I promised SHORT summaries, so I'm not going to go further. But the takeaway message here is the ability to extend the nice properties of RKHSs to Banach spaces. For completeness I should mention that there are other approaches that have tried to do this, but using different mathematical constructs that are in some way less well suited.

Wednesday, February 02, 2011

POTD: Continuous Local Search

Inspired by Oded Goldreich's "my choices" page, and my constant and futile attempts to read more, I'm going to attempt to write short (SHORT!) posts summarizing papers that I've been reading lately, with some thoughts. Each such post will be tagged 'potd' for 'paper of the day', in the spirit of John Baez which is to say, not a paper each day, but a paper on the day the post is made :). 

Continuous Local Search
C. Daskalakis and C. Papadimitriou
SODA 2011.

We introduce CLS, for continuous local search, a class of polynomial-time checkable total functions that lies at the intersection of PPAD and PLS, and captures a particularly benign kind of local optimization in which the domain is continuous, as opposed to combinatorial, and the functions involved are continuous. We show that this class contains several well known intriguing problems which were heretofore known to lie in the intersection of PLS and PPAD but were otherwise unclassifiable: Finding fixpoints of contraction maps, the linear complementarity problem for P matrices, finding a stationary point of a low-degree polynomial objective, the simple stochastic games of Shapley and Condon, and finding a mixed Nash equilibrium in congestion, implicit congestion, and network coordination games.
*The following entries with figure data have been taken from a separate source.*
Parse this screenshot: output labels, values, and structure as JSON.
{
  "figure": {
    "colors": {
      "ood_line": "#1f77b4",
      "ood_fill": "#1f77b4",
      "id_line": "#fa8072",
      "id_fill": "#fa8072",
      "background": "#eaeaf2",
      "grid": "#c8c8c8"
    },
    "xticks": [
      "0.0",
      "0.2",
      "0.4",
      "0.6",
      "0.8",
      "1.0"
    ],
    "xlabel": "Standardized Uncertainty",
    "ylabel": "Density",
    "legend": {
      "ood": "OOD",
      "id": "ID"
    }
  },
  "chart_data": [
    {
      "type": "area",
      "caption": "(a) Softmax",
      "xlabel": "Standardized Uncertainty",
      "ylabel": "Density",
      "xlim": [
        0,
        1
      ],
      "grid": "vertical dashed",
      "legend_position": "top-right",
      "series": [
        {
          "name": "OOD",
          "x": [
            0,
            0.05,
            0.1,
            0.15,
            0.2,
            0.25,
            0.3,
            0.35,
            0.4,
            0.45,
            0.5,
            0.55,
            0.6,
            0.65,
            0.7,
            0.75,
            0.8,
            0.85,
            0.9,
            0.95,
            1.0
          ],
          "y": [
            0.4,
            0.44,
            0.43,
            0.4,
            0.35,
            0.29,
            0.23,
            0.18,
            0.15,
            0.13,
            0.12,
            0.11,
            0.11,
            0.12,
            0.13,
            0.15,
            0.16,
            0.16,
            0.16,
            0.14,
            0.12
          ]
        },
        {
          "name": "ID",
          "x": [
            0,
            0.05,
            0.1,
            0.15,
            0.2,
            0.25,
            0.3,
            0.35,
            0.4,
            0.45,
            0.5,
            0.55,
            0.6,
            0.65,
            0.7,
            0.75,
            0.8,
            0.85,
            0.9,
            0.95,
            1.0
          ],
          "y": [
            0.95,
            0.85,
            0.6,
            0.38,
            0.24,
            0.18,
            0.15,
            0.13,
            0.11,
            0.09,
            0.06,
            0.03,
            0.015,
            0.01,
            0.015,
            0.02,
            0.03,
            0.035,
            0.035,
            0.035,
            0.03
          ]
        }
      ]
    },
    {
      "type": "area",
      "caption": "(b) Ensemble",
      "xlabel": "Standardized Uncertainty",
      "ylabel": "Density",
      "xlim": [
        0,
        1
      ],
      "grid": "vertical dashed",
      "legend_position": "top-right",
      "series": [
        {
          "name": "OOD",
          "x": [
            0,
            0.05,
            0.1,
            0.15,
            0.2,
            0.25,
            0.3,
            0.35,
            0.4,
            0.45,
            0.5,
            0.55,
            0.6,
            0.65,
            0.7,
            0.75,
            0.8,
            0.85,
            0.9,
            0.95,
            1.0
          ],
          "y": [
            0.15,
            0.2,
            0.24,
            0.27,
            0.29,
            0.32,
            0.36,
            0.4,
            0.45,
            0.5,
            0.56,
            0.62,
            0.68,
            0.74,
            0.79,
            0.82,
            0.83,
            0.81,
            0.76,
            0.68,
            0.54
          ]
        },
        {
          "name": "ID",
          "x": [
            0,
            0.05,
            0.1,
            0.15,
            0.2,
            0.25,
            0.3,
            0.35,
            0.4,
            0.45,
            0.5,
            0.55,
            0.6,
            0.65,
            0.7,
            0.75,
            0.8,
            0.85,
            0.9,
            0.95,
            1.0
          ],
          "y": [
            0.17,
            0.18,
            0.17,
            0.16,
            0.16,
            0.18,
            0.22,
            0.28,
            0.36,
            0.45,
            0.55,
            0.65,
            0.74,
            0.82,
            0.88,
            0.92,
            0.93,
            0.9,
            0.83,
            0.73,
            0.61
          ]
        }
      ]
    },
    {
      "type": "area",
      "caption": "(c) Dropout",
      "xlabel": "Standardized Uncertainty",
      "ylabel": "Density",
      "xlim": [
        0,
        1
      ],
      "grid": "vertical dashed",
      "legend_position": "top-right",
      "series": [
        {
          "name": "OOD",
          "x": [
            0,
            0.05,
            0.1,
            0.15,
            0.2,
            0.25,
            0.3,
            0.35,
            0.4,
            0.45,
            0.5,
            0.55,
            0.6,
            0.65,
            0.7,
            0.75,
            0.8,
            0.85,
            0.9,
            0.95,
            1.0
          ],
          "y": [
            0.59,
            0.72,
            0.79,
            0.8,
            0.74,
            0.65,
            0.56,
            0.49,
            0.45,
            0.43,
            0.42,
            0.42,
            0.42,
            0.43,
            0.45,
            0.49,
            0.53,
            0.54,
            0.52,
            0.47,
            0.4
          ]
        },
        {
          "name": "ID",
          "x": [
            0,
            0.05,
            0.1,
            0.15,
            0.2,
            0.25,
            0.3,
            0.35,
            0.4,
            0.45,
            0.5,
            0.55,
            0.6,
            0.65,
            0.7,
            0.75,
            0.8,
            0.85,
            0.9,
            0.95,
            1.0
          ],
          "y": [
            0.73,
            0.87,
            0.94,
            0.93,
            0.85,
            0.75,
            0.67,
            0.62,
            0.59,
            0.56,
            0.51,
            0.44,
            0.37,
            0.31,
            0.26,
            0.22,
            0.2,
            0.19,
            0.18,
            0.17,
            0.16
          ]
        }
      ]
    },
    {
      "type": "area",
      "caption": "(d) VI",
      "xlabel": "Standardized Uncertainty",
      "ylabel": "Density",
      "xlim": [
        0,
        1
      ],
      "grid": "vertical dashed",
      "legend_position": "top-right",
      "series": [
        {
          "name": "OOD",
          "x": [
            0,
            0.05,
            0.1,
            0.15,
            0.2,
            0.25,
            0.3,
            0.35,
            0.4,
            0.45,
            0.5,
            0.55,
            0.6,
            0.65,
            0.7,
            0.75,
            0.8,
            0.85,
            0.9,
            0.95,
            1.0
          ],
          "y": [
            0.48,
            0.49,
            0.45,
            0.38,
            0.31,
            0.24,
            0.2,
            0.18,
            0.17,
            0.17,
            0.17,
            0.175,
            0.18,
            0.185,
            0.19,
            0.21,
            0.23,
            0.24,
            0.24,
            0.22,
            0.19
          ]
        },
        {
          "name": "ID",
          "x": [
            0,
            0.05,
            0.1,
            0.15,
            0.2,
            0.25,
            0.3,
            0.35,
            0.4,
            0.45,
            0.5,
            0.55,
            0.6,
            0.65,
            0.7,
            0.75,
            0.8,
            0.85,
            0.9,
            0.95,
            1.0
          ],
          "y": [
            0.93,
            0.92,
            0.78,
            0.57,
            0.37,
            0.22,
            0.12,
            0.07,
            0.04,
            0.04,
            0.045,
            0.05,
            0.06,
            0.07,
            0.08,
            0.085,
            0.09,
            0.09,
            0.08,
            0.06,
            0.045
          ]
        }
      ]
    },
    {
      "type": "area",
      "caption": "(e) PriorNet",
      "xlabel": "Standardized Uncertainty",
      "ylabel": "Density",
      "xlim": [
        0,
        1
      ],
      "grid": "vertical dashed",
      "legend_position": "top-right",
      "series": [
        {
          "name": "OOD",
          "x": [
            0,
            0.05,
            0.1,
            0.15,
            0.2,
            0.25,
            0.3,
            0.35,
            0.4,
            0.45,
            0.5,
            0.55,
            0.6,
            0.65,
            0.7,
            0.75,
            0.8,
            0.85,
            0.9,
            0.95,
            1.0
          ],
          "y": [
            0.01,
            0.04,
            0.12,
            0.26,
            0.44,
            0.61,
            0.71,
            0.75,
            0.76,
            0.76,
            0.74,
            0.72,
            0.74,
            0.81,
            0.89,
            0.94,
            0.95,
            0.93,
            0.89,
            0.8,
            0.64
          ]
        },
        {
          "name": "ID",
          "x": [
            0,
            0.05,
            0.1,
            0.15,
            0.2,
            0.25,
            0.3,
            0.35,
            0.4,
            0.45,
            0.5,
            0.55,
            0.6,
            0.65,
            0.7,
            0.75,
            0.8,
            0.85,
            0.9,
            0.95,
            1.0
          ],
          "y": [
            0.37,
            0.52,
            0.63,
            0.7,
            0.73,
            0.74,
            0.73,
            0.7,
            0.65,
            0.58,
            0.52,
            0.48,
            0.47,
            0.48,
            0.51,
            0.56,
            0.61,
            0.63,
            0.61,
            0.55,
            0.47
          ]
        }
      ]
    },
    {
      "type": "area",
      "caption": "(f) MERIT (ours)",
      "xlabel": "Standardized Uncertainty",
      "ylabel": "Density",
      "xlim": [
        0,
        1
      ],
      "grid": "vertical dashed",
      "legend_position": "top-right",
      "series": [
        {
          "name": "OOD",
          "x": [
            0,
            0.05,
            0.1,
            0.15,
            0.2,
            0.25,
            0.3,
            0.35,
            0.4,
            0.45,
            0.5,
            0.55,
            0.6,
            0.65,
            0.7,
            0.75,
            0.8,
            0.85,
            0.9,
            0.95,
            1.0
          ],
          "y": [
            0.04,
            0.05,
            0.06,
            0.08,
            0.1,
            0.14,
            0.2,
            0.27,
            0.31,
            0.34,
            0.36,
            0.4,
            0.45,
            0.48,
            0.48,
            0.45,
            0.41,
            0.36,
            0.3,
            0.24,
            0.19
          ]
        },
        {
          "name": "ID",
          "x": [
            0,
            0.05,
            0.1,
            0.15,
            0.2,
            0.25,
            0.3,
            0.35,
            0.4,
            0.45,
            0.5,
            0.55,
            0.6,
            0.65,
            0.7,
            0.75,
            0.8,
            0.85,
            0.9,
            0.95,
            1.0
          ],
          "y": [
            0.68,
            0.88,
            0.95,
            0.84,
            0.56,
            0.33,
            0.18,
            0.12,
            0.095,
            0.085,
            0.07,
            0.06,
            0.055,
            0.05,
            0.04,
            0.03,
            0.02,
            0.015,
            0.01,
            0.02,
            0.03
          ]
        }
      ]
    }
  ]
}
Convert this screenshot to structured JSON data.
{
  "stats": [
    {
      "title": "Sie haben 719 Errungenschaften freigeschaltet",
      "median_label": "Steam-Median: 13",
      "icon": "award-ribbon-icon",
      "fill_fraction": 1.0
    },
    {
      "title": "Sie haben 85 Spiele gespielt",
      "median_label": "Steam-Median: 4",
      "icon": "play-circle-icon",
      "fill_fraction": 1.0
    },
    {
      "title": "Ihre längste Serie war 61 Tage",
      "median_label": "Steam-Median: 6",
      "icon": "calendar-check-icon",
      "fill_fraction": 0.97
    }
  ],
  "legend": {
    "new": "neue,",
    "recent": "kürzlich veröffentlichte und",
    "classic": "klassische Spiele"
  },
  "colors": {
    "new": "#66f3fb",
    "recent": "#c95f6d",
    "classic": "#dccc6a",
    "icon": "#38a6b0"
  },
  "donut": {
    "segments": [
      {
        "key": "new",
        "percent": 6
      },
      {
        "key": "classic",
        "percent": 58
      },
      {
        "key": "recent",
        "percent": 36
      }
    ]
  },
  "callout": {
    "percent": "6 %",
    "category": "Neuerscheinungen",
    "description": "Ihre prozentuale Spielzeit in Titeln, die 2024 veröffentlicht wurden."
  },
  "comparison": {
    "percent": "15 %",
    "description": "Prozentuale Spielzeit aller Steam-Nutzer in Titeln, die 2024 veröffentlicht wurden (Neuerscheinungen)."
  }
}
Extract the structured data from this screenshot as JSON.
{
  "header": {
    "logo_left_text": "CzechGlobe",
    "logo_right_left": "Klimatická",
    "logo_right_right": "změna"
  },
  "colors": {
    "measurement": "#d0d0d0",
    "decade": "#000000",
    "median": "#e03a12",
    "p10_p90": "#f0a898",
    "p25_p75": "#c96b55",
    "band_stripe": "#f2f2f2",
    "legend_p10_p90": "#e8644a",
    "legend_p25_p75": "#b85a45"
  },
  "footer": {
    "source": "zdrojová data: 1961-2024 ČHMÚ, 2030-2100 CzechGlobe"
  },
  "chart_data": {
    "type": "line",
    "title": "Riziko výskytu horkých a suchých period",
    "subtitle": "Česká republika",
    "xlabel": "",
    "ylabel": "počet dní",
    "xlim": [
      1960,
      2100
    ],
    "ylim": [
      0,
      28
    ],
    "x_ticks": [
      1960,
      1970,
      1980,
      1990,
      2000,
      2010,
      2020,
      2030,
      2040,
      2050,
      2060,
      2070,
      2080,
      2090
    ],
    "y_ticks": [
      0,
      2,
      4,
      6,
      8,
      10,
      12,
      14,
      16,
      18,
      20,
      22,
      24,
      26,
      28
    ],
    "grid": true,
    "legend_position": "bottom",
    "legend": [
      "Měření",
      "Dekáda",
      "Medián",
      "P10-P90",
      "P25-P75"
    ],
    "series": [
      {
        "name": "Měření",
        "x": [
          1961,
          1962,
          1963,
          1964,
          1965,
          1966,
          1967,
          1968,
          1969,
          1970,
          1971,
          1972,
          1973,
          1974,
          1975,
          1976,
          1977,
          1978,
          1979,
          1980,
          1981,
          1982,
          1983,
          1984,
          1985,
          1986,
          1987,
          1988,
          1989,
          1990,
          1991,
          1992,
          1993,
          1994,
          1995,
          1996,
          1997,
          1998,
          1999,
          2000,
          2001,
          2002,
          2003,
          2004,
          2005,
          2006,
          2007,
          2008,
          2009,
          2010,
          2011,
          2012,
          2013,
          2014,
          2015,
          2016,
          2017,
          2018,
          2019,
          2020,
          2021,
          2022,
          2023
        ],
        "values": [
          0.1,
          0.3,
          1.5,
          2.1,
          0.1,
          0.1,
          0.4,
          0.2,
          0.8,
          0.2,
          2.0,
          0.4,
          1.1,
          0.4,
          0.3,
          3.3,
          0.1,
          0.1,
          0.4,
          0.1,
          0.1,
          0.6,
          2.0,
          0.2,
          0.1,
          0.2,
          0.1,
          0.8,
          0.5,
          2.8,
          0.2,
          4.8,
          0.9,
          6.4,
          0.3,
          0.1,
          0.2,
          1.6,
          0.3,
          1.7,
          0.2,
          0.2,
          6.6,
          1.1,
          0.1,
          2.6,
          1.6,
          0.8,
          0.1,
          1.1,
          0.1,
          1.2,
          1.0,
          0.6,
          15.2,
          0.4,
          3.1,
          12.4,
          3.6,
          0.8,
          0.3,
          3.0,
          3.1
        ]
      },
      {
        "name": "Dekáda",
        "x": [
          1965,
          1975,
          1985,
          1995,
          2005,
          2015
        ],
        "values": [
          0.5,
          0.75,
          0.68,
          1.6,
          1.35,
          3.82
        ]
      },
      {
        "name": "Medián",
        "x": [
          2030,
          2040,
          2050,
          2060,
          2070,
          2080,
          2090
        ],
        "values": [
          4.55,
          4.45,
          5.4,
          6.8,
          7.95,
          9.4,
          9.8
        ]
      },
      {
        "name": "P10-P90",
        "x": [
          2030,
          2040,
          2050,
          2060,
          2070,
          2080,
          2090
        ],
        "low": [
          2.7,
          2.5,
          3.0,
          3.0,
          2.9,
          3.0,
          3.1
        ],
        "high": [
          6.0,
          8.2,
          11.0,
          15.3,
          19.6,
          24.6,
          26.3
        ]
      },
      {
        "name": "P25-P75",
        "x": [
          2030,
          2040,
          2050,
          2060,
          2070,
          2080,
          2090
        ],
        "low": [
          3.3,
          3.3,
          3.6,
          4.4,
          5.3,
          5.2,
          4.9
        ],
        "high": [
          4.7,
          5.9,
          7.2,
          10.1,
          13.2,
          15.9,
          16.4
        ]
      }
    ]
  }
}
The last four problems belong to CCLS, for convex CLS, another subclass of PPAD $\cap$ PLS seeking the componentwise local minimum of a componentwise convex function. It is open whether any or all of these problems are complete for the corresponding classes.
There are many iterative schemes that get used in practice for which time to convergence is unknown. The Weiszfeld algorithm for computing 1-medians is one such method. There are also alternating optimization schemes like k-means, EM and ICP that have resisted convergence analysis for a while - although we now have a pretty good understanding of the behavior of k-means. Classes like CLS appear to capture some numerical iterative schemes like gradient descent, and it might be interesting to establish connections (via reductions) between such iterative methods and other problems of a more game-theoretic nature that appear to crop up in this class.

One catch though is that while the reductions are poly time, the only requirement is that a solution to one map back to a soliution for another. So it's not clear that reductions in CLS or convex CLS preserve "time to convergence" - in fact it seems unlikely.